For the conference this year, the Youth Section worked together with seven students of the Waldorf SV Council from Germany, as well as with two Brazilian Waldorf graduates, who joined us closer to the time of the event. As the conference approached, and during the conference itself, many others stepped in to help where they were needed. Just watching from behind the scenes one could see how valuable and essential our connections with others are, how much is possible when we work together. And that was only behind the scenes.
Through four days of lectures, conversation groups, free time, workshops, performances, and music, the students experienced together a collective exploration of what connects us in life, what disconnects us, what this means, how we can build more possibilities to connect and take away those barriers that keep us from connecting.
After beginning each day with singing, we were presented with inspiring talks from our contributors, Dr. Ha Vinh Tho, Dr. Götz Werner, Nana Göbel, and Klaus-Peter Freitag, and Constanza Kaliks. Listening to these different speakers, I was struck by the same themes and points that came up in each talk.
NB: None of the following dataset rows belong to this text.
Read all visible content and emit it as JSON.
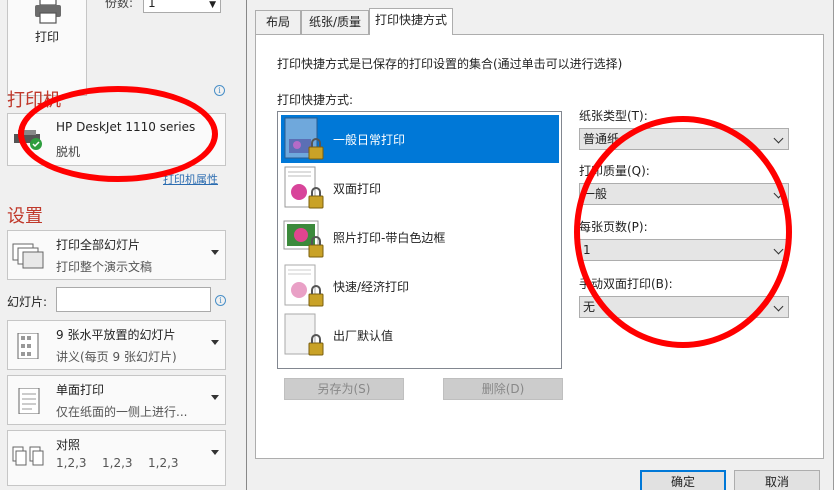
{
  "left_panel": {
    "print_button_label": "打印",
    "copies_label": "份数:",
    "copies_value": "1",
    "printer_section_title": "打印机",
    "printer_name": "HP DeskJet 1110 series",
    "printer_status": "脱机",
    "printer_properties_link": "打印机属性",
    "settings_section_title": "设置",
    "print_range": {
      "title": "打印全部幻灯片",
      "subtitle": "打印整个演示文稿"
    },
    "slides_label": "幻灯片:",
    "slides_value": "",
    "layout": {
      "title": "9 张水平放置的幻灯片",
      "subtitle": "讲义(每页 9 张幻灯片)"
    },
    "sides": {
      "title": "单面打印",
      "subtitle": "仅在纸面的一侧上进行..."
    },
    "collate": {
      "title": "对照",
      "nums": [
        "1,2,3",
        "1,2,3",
        "1,2,3"
      ]
    }
  },
  "dialog": {
    "tabs": [
      {
        "label": "布局"
      },
      {
        "label": "纸张/质量"
      },
      {
        "label": "打印快捷方式"
      }
    ],
    "active_tab": "打印快捷方式",
    "description": "打印快捷方式是已保存的打印设置的集合(通过单击可以进行选择)",
    "shortcuts_label": "打印快捷方式:",
    "shortcuts": [
      {
        "label": "一般日常打印",
        "selected": true
      },
      {
        "label": "双面打印",
        "selected": false
      },
      {
        "label": "照片打印-带白色边框",
        "selected": false
      },
      {
        "label": "快速/经济打印",
        "selected": false
      },
      {
        "label": "出厂默认值",
        "selected": false
      }
    ],
    "save_as_button": "另存为(S)",
    "delete_button": "删除(D)",
    "fields": {
      "paper_type": {
        "label": "纸张类型(T):",
        "value": "普通纸"
      },
      "print_quality": {
        "label": "打印质量(Q):",
        "value": "一般"
      },
      "pages_per_sheet": {
        "label": "每张页数(P):",
        "value": "1"
      },
      "manual_duplex": {
        "label": "手动双面打印(B):",
        "value": "无"
      }
    },
    "ok_button": "确定",
    "cancel_button": "取消"
  },
  "colors": {
    "accent": "#0078d7",
    "section_title": "#c0392b",
    "annotation": "#ff0000"
  }
}
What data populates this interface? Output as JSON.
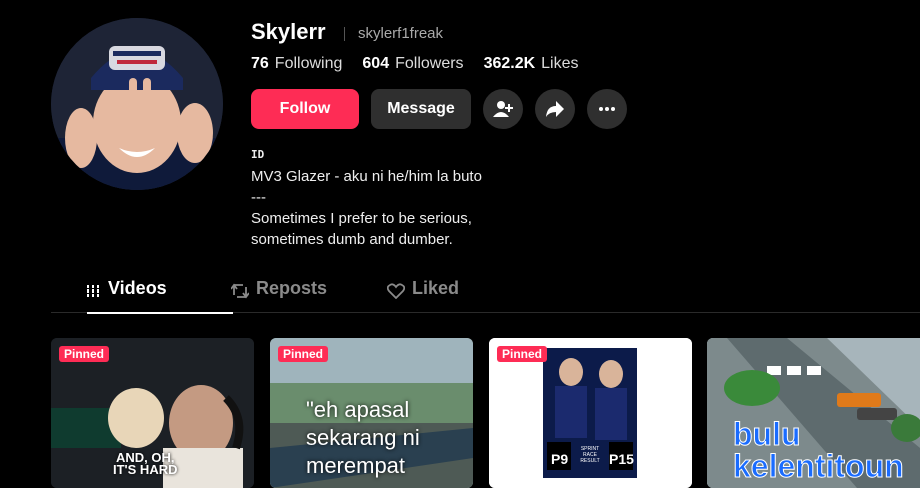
{
  "profile": {
    "username": "Skylerr",
    "handle": "skylerf1freak",
    "stats": [
      {
        "value": "76",
        "label": "Following"
      },
      {
        "value": "604",
        "label": "Followers"
      },
      {
        "value": "362.2K",
        "label": "Likes"
      }
    ],
    "follow_label": "Follow",
    "message_label": "Message",
    "bio": {
      "line1": "ID",
      "line2": "MV3 Glazer - aku ni he/him la buto",
      "line3": "---",
      "line4": "Sometimes I prefer to be serious,",
      "line5": "sometimes dumb and dumber."
    }
  },
  "tabs": [
    {
      "label": "Videos",
      "icon": "grid-icon",
      "active": true
    },
    {
      "label": "Reposts",
      "icon": "repost-icon",
      "active": false
    },
    {
      "label": "Liked",
      "icon": "heart-icon",
      "active": false
    }
  ],
  "videos": [
    {
      "badge": "Pinned",
      "caption": "AND, OH,\nIT'S HARD"
    },
    {
      "badge": "Pinned",
      "caption": "\"eh apasal\nsekarang ni\nmerempat"
    },
    {
      "badge": "Pinned",
      "caption": "",
      "inner": {
        "label1": "P9",
        "label2": "P15",
        "center": "SPRINT RACE RESULT"
      }
    },
    {
      "badge": "",
      "caption": "bulu\nkelentitoun"
    }
  ],
  "colors": {
    "accent": "#fe2c55",
    "background": "#000000",
    "button": "#2f2f2f"
  }
}
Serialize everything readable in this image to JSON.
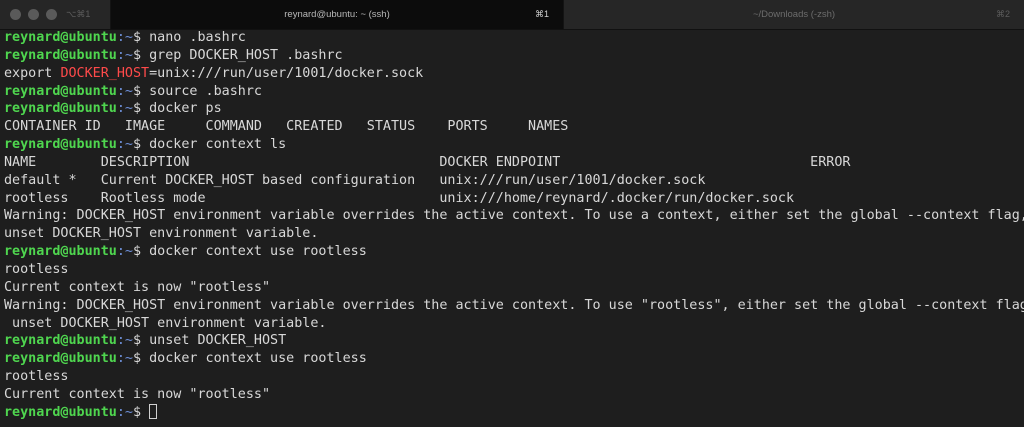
{
  "titlebar": {
    "left_shortcut": "⌥⌘1",
    "tabs": [
      {
        "title": "reynard@ubuntu: ~ (ssh)",
        "shortcut": "⌘1"
      },
      {
        "title": "~/Downloads (-zsh)",
        "shortcut": "⌘2"
      }
    ]
  },
  "colors": {
    "user": "#4fd64f",
    "path": "#6d8fd8",
    "highlight": "#ff4a4a",
    "text": "#d8d8d8",
    "background": "#1e1e1e"
  },
  "terminal": {
    "prompt_user": "reynard@ubuntu",
    "prompt_path": ":~",
    "prompt_symbol": "$ ",
    "lines": [
      {
        "type": "prompt",
        "text": "nano .bashrc"
      },
      {
        "type": "prompt",
        "text": "grep DOCKER_HOST .bashrc"
      },
      {
        "type": "export",
        "prefix": "export ",
        "highlight": "DOCKER_HOST",
        "suffix": "=unix:///run/user/1001/docker.sock"
      },
      {
        "type": "prompt",
        "text": "source .bashrc"
      },
      {
        "type": "prompt",
        "text": "docker ps"
      },
      {
        "type": "output",
        "text": "CONTAINER ID   IMAGE     COMMAND   CREATED   STATUS    PORTS     NAMES"
      },
      {
        "type": "prompt",
        "text": "docker context ls"
      },
      {
        "type": "output",
        "text": "NAME        DESCRIPTION                               DOCKER ENDPOINT                               ERROR"
      },
      {
        "type": "output",
        "text": "default *   Current DOCKER_HOST based configuration   unix:///run/user/1001/docker.sock"
      },
      {
        "type": "output",
        "text": "rootless    Rootless mode                             unix:///home/reynard/.docker/run/docker.sock"
      },
      {
        "type": "output",
        "text": "Warning: DOCKER_HOST environment variable overrides the active context. To use a context, either set the global --context flag, or"
      },
      {
        "type": "output",
        "text": "unset DOCKER_HOST environment variable."
      },
      {
        "type": "prompt",
        "text": "docker context use rootless"
      },
      {
        "type": "output",
        "text": "rootless"
      },
      {
        "type": "output",
        "text": "Current context is now \"rootless\""
      },
      {
        "type": "output",
        "text": "Warning: DOCKER_HOST environment variable overrides the active context. To use \"rootless\", either set the global --context flag, or"
      },
      {
        "type": "output",
        "text": " unset DOCKER_HOST environment variable."
      },
      {
        "type": "prompt",
        "text": "unset DOCKER_HOST"
      },
      {
        "type": "prompt",
        "text": "docker context use rootless"
      },
      {
        "type": "output",
        "text": "rootless"
      },
      {
        "type": "output",
        "text": "Current context is now \"rootless\""
      },
      {
        "type": "cursor",
        "text": ""
      }
    ]
  }
}
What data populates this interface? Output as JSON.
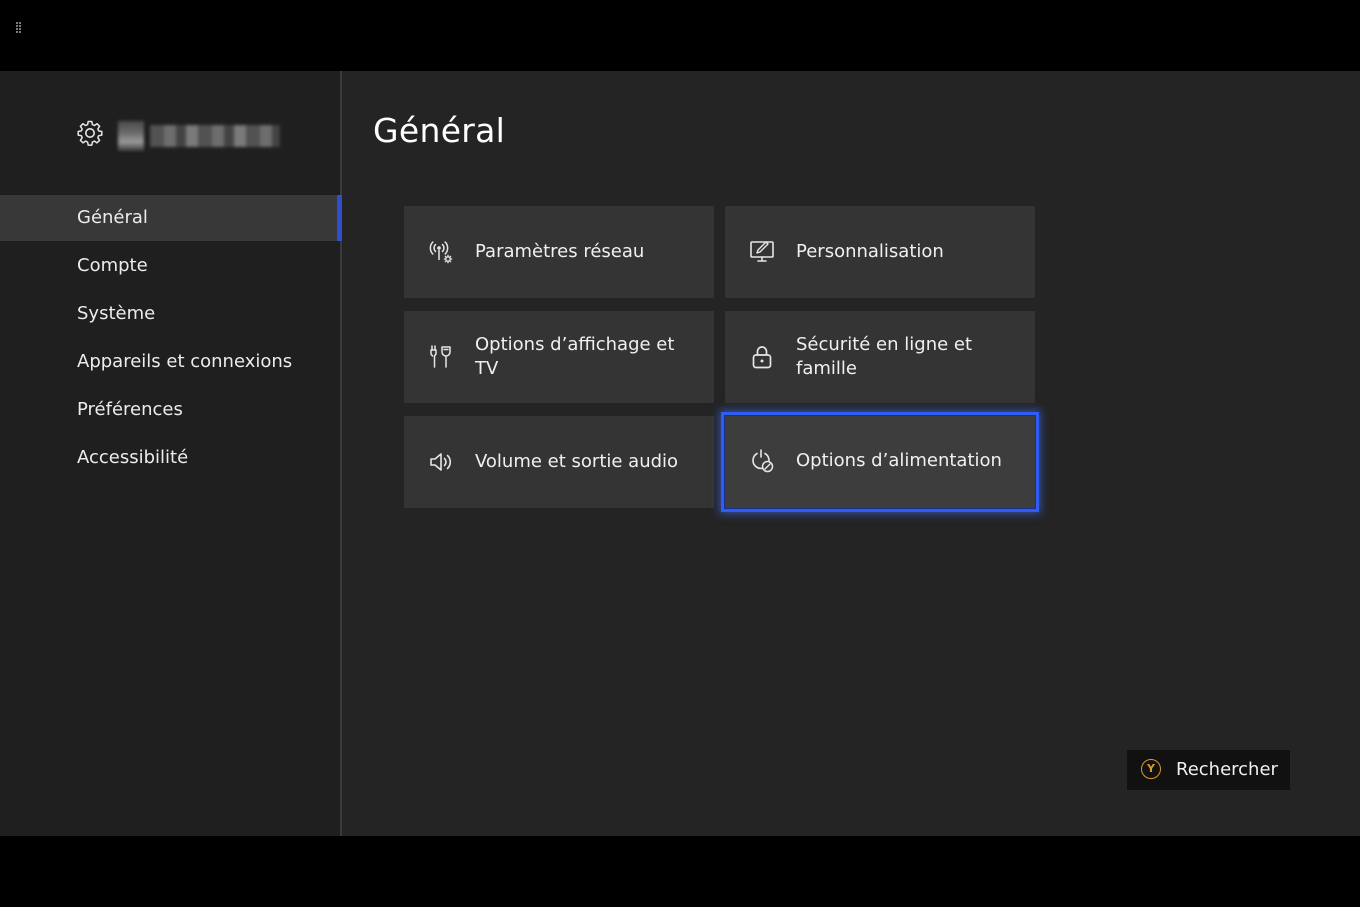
{
  "page": {
    "title": "Général"
  },
  "profile": {
    "icon": "gear-icon"
  },
  "sidebar": {
    "items": [
      {
        "label": "Général",
        "active": true
      },
      {
        "label": "Compte",
        "active": false
      },
      {
        "label": "Système",
        "active": false
      },
      {
        "label": "Appareils et connexions",
        "active": false
      },
      {
        "label": "Préférences",
        "active": false
      },
      {
        "label": "Accessibilité",
        "active": false
      }
    ]
  },
  "tiles": [
    {
      "label": "Paramètres réseau",
      "icon": "network-settings-icon",
      "focused": false
    },
    {
      "label": "Personnalisation",
      "icon": "personalization-icon",
      "focused": false
    },
    {
      "label": "Options d’affichage et TV",
      "icon": "display-tv-icon",
      "focused": false
    },
    {
      "label": "Sécurité en ligne et famille",
      "icon": "lock-icon",
      "focused": false
    },
    {
      "label": "Volume et sortie audio",
      "icon": "speaker-icon",
      "focused": false
    },
    {
      "label": "Options d’alimentation",
      "icon": "power-leaf-icon",
      "focused": true
    }
  ],
  "search_button": {
    "key": "Y",
    "label": "Rechercher"
  },
  "colors": {
    "accent": "#2f5cf2",
    "y_button": "#d99a2b",
    "background": "#242424",
    "tile": "#343434"
  }
}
Of course each contributor prepared his or her talk with the question of ‘What Connects Us’ in mind, but this question could be interpreted in different ways and go in many directions. Somehow, though, each contributor brought similar questions from varied perspectives.
Monday and Tuesday evening, we were lucky to see performances from six of the classes who participated in the conference. From the Philippines to Brazil, Japan to Germany, we were taken on a journey of dances, songs, and stories brought from these different parts of the world. Four of the six classes presented eurythmy, yet no one performance was the same, as each group wove in different cultural elements and stories.The students blew me away with their courage to perform onstage in the Great Hall in front of four hundred people, presenting the wonderful offerings they spent so much time preparing. Most heartwarming of all was what happened at the end of each performance – I have never heard or felt the level of enthusiasm, support, and appreciation that these students gave to each other after a performance.
Since being here at the Goetheanum, I haven’t experienced a more lively or magical atmosphere than there was on the hill during this week. Each morning when I entered the Great Hall and looked up into the seats, I smiled to see this sacred historical space filled with the young, eager faces of these students, here to listen, ready for anything. At lunch and dinner, when I walked out of the Goetheanum toward the Schreinerei, my heart jumped with joy to see every inch of grass covered by groups of students sitting and talking with one another, bravely getting to know people from other parts of the world, taking the leap to find a common language even if both spoke only in halting English. Each day that passed I saw the groups mix more and more until you didn’t know where each came from–and it didn’t matter. The truth that these young, excited, wide-eyed and open-hearted teenagers so beautifully depicted in their relationship to one another, is the truth that we all have the possibility to connect with any other human being on the planet. Though I was merely a ‘behind-the-scenes’ participant, I was moved by what I saw during this week, and inspired by the optimism and curiosity of these young people. They proved that there are always more possibilities to connect us than barriers that disconnect us.